Microsoft will lay off 1,900 employees from its video game division this week, as the specialized media IGN and The Verge have been able to find out through sources close to the company.
These layoffs represent a cut of 8 percent of Microsoft’s workforce dedicated to video game development, which employed around 22,000 employees worldwide.
In an internal message sent by the head of the company’s video game division, Phil Spencer, it is detailed that the teams most affected by these layoffs will be Activision Blizzard, ZeniMax and Xbox.
Precisely, the news comes three months after the American giant obtained the green light to finalize the purchase of the video game publisher Activision Blizzard for 68.7 billion dollars (about 65.104 million euros), the largest acquisition in the history of entertainment.

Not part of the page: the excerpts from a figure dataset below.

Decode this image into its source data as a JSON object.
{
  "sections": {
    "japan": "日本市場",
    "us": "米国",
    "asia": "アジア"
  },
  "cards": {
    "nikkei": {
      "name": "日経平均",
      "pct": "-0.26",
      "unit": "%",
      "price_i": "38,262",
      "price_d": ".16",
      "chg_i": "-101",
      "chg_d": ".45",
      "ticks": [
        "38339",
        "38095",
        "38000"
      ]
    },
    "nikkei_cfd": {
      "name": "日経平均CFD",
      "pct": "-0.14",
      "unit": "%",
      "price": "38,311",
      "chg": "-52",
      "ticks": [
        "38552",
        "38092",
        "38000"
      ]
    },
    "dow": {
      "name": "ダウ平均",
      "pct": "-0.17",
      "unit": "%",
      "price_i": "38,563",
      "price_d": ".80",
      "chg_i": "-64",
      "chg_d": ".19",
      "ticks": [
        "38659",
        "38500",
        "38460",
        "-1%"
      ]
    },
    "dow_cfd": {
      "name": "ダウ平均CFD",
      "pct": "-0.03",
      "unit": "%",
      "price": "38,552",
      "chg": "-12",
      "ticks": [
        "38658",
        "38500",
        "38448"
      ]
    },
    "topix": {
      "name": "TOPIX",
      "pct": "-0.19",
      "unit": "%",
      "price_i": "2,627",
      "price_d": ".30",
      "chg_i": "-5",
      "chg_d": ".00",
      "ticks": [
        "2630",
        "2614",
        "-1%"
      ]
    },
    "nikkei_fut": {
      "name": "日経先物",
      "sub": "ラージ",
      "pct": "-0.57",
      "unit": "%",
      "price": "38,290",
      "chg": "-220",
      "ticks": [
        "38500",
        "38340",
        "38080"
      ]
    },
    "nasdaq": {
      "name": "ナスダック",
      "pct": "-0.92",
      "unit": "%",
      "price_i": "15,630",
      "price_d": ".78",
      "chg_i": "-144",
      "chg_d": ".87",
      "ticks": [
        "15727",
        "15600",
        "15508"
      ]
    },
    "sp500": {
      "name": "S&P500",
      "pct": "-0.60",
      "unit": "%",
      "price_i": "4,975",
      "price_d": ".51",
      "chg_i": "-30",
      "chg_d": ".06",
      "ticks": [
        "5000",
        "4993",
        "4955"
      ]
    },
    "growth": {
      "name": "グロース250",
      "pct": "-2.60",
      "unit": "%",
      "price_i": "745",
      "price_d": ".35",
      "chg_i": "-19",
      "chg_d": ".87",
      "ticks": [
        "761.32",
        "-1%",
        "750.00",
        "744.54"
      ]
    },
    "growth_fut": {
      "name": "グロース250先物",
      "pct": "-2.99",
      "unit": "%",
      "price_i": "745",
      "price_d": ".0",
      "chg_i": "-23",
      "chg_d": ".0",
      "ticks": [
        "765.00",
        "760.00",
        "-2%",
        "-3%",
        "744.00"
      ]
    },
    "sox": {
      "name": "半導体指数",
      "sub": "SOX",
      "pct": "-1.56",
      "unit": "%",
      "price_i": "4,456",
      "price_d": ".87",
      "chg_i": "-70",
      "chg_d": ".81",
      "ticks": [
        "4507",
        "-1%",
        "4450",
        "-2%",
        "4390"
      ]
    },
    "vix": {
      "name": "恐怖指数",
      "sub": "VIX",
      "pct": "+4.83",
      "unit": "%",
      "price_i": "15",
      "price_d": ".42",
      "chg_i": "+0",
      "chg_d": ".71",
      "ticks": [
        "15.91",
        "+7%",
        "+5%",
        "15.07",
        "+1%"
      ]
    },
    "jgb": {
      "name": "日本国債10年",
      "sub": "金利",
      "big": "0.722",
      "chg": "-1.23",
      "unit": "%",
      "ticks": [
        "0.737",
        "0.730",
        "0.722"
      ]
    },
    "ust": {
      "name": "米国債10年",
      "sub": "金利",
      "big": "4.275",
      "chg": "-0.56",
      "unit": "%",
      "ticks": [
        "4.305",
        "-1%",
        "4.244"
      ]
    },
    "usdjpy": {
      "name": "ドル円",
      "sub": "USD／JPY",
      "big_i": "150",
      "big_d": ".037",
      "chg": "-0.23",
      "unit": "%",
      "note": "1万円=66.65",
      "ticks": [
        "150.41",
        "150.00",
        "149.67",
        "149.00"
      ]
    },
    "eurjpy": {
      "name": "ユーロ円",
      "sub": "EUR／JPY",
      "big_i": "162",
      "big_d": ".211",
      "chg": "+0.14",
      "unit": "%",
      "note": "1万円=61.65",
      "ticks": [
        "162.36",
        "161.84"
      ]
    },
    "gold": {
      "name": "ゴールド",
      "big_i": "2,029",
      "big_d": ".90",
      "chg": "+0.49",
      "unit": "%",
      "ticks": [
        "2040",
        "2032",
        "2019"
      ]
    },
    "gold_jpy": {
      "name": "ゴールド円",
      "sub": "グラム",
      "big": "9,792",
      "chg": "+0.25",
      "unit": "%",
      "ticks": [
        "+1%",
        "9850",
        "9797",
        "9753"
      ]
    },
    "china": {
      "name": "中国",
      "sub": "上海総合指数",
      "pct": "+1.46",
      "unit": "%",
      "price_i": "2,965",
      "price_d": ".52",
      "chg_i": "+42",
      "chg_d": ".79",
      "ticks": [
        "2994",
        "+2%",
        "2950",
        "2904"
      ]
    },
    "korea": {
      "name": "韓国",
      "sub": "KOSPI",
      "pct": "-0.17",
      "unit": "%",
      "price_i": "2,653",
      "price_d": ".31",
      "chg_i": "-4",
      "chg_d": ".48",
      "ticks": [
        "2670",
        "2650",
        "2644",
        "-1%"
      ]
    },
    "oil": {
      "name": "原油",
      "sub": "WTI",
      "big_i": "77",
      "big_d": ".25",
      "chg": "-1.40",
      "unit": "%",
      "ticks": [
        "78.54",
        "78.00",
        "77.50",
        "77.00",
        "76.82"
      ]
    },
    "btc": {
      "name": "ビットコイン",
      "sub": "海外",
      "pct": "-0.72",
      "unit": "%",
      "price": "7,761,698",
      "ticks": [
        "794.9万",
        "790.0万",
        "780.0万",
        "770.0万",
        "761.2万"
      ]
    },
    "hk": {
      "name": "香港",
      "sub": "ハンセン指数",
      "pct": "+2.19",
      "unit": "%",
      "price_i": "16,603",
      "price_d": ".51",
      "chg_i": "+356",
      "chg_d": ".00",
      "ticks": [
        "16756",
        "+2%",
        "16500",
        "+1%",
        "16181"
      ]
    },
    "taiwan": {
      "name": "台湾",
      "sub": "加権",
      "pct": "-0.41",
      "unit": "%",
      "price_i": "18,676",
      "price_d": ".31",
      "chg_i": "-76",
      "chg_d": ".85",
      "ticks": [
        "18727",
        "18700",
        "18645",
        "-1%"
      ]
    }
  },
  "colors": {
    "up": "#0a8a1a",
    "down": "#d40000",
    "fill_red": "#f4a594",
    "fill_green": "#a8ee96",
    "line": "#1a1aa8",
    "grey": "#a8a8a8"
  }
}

“As we move towards 2024, Microsoft Gaming and Activision Blizzard leadership are committed to aligning on a strategy and execution plan with a sustainable cost structure that will support the entirety of our growing business,” says Phil Spencer in the internal communication. “Together, we have set priorities, identified areas of overlap, and made sure we are all aligned on the best growth opportunities,” he adds.
As Bloomberg journalist Jason Schreier has reported, right now many workers on the affected teams still do not know if they have been impacted by the layoffs.
The layoffs coincide with other staff cuts in the video game industry that have taken place during these first weeks of the year, for example, they will affect Riot Games, the League of Legends company, which will lay off 530 workers.
According to data from the Video Games Layoffs website, counting the Microsoft layoffs that have been known today, this 2024 there are already 5,670 layoffs, 54 percent of those that occurred in all of 2023, a year that was already complicated for the sector due to staff cuts.
Among the causes of this wave of layoffs in the video game industry are the consequences of the pandemic, a period in which many companies increased their workforce due to the boom in digital entertainment consumption. It can also be explained by the saturation of a market in which there are many launches, but only a few capture the majority of the income.